Time and Tide: Five Years Behind the Three Gorges Dam
Photojournalist Chua Chin Hon repeatedly visited the Three Gorges Dam as it was being built over a period of five years, documenting the massive transformation taking place–as of June 2008, an estimated 1.24 million residents have been relocated, with two cities, 11 counties, 116 towns and hundreds more villages flooded. Get up close with Chua's photographs and see how this project has affected lives on a more personal level.
Updated 2 y, 8 m ago
Launch party for "Time and Tide: Five years behind the Three Gorges Dam". A photographic odyssey charting the transformation caused by the massive Three Gorges Dam project. Construction began in December 1994, with an estimated price tag of US $25 billion. But that figure does not include the heavy social and environmental toll on the region. By June 2008, an estimated 1.24 million residents had been relocated while two cities, eleven counties, 116 towns and hundreds of villagers were flooded.
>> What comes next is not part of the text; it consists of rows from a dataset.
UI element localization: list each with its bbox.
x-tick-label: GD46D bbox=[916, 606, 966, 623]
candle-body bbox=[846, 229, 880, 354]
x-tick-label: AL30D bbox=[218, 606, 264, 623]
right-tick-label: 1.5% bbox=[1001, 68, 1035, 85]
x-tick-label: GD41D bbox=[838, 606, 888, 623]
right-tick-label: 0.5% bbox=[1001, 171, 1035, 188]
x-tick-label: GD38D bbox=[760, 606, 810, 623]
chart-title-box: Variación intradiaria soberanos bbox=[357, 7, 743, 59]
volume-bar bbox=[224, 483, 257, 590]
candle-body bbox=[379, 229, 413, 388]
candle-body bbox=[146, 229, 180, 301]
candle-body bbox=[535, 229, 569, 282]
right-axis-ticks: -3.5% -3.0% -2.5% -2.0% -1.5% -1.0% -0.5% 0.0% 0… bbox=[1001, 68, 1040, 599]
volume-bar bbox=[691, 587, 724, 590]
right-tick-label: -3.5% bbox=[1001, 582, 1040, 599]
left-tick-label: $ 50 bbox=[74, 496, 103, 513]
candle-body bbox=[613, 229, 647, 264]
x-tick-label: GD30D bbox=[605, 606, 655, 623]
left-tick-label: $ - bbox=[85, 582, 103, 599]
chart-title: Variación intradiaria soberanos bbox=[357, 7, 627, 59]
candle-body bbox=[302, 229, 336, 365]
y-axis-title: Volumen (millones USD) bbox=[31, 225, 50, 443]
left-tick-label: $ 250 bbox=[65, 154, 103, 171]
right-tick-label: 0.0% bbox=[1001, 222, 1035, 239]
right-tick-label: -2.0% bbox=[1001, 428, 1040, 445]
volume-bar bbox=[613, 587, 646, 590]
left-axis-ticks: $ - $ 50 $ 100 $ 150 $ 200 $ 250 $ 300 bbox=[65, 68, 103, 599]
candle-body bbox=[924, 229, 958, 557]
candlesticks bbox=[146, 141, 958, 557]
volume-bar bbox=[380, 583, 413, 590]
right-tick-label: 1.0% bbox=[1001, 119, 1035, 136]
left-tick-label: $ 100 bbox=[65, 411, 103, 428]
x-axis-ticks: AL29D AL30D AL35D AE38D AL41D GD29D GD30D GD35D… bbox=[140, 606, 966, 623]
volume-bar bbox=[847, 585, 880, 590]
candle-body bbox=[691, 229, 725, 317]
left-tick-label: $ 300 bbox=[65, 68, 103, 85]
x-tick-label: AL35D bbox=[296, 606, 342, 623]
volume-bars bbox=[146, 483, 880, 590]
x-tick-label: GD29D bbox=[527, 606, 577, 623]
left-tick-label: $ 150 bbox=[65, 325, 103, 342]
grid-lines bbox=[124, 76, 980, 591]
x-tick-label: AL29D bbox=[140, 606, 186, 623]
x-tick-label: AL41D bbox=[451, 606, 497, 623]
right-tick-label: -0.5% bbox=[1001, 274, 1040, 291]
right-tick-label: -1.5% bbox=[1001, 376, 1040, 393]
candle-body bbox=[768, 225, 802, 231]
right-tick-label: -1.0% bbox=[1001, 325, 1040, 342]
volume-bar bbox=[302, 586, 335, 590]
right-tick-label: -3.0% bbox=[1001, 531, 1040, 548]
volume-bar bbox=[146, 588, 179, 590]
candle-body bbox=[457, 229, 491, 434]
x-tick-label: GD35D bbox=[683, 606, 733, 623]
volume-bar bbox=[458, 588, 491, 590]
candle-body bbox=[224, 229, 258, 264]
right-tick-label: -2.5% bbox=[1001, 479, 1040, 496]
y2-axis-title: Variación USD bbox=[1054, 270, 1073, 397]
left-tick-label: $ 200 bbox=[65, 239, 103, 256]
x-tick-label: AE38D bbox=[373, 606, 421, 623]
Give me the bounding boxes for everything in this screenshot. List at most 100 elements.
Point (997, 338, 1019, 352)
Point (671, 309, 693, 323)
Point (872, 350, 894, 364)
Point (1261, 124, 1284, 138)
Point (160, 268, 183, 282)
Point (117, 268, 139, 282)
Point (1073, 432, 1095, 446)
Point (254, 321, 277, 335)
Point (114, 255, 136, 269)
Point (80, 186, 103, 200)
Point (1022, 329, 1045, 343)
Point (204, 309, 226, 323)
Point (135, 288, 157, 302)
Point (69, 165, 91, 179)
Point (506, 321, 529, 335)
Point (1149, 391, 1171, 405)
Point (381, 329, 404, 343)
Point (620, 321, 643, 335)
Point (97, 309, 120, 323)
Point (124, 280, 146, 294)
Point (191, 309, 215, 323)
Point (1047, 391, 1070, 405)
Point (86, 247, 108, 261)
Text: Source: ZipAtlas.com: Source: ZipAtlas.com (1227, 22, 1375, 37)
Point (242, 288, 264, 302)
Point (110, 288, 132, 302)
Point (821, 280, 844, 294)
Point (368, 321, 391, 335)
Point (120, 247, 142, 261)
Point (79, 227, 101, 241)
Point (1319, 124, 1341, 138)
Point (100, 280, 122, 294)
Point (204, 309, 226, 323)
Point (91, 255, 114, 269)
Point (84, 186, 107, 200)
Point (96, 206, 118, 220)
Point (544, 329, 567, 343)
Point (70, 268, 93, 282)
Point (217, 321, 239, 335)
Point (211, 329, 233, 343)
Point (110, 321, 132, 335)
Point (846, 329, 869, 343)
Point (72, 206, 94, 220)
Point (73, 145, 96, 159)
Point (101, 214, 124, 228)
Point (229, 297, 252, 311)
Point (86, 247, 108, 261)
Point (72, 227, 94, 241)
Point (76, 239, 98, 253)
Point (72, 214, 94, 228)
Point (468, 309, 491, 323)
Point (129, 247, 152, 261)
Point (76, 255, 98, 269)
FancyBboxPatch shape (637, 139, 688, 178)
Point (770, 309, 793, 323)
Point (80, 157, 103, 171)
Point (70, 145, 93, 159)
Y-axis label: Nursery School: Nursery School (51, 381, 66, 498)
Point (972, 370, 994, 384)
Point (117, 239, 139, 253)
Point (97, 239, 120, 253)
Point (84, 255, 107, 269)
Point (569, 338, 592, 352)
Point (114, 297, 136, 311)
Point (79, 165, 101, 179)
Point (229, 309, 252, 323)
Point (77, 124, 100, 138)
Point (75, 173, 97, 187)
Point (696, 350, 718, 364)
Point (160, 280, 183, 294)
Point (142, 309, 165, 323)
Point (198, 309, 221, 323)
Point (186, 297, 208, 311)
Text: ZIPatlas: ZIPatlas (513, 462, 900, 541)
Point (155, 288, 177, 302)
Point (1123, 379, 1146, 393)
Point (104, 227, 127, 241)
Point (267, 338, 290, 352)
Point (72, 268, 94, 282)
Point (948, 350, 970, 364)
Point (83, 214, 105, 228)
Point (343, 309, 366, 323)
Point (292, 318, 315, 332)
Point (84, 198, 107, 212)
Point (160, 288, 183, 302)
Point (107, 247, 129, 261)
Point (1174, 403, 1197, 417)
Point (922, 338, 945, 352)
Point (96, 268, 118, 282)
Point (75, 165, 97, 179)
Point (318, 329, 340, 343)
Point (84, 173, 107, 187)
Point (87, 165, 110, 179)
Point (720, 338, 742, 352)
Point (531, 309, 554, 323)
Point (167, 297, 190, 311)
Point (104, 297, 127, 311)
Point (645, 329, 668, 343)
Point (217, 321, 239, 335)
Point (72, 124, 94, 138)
Photojournalist Chua Chin Hon repeatedly visited the area for the past five years, taking pictures as the waters submerged historic townships and as new communities emerged. He captured the final days of a 1,800 year old city which was one of the last holdouts against the rising waters. He was also there as residents returned to the post-apocalyptic landscape for one final look at their devastated city, and he watched as the people of Wushan held their final dragon-boat race in what may be a vanishing custom. This eyewitness testimony brings one of China ’s biggest ever engineering project down to a personal level, charting how lives were changed forever.
BIO: Chua Chin Hon was based in Beijing for six years with The Straits Times newspaper. He left in December 2008 for a new posting at the paper's Washington bureau. He bought his first camera when he was 23.